The Atreides Family of Worst-case Optimal Join Algorithms

The heart of the system is a constraint-solving approach based on the theory of worst-case optimal joins. Queries are represented as sets of constraints over variables, and the join algorithm explores this search space by binding one variable at a time.

Size estimates, normally used only by query optimizers, directly guide the join. Instead of building explicit join plans, the engine asks each constraint for cardinality bounds and chooses the next variable with the smallest estimated result. Traditional databases rely on sorted indexes to efficiently find corresponding values. Atreides still uses random lookups when confirming each candidate, but the bounds let it enumerate the most specific constraint sequentially and probe only a few possibilities in the larger ones, offering similar pruning power without maintaining sorted indexes everywhere.

Maintaining accurate estimates is crucial. We therefore provide data structures that update cardinalities in O(1) time so the algorithm can adapt quickly as bindings accumulate.

We currently expose four variants of the Atreides family, each with a descriptive name and a playful Dune nickname. They differ in how much information they consider when predicting the remaining search space:

  • Row-count Join (Jessica) – uses per-constraint row counts to pick the variable with the smallest number of matching rows.
  • Distinct-value Join (Paul) – estimates the smallest number of distinct values for the variable across one column.
  • Partial-binding Join (Ghanima) – refines the estimate using the current partial binding but ignores yet-to-be-bound variables.
  • Exact-result Join (Leto) – the ideal algorithm that knows the exact result size even for unbound variables.

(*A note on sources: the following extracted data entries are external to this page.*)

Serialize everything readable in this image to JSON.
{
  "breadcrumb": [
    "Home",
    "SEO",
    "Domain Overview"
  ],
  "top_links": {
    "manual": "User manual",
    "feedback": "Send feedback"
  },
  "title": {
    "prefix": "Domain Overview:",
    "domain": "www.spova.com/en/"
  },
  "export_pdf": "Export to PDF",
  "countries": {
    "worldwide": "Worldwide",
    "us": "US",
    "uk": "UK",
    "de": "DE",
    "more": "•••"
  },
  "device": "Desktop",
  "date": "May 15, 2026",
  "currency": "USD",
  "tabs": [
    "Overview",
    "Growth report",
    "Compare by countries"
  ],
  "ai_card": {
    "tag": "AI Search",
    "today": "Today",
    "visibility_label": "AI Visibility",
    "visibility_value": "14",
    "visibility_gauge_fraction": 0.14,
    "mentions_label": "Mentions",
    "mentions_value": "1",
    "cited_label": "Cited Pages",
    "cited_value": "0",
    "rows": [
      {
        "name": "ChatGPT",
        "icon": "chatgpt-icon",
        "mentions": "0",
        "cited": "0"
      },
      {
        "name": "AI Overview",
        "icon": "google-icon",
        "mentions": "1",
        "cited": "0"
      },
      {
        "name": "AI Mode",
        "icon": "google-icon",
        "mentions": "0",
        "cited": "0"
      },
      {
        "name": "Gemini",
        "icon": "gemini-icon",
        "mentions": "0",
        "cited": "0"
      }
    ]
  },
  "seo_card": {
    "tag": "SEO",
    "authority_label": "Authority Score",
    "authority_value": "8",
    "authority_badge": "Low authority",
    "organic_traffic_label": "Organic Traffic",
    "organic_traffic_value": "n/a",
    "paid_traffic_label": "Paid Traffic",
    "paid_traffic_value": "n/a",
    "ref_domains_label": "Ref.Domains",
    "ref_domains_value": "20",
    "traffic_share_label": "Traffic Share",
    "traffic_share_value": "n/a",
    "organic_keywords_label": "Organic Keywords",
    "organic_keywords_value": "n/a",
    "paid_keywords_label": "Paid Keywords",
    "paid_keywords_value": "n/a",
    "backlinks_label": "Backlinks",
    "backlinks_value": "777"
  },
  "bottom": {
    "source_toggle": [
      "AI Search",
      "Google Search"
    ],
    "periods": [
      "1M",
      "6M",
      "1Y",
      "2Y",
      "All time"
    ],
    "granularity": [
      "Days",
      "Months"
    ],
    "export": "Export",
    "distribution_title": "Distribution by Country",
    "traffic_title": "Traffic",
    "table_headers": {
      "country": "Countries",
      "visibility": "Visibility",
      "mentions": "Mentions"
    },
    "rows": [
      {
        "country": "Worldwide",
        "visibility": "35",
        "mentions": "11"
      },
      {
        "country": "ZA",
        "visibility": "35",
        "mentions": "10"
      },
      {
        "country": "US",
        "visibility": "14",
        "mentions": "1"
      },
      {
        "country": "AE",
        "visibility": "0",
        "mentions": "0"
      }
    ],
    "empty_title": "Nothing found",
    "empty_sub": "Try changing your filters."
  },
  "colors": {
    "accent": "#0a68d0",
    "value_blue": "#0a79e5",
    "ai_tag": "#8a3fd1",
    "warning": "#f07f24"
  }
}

Each variant trades complexity for precision. More accurate estimates let the engine prune failing paths earlier.

For example, given constraints that relate ?person to ?parent and ?city, the Distinct-value Join (Paul) will bind whichever variable has the fewest distinct candidates. If ?city only has a handful of possibilities, the search tries them first and backtracks quickly when they fail.

The join proceeds as a depth-first search. At every step the engine binds a value, evaluates the affected constraints, and backtracks when a constraint reports no matches. Because estimates come directly from the constraints, the engine avoids complex query planning and remains resistant to data skew — even wildly imbalanced cardinalities do not degrade performance.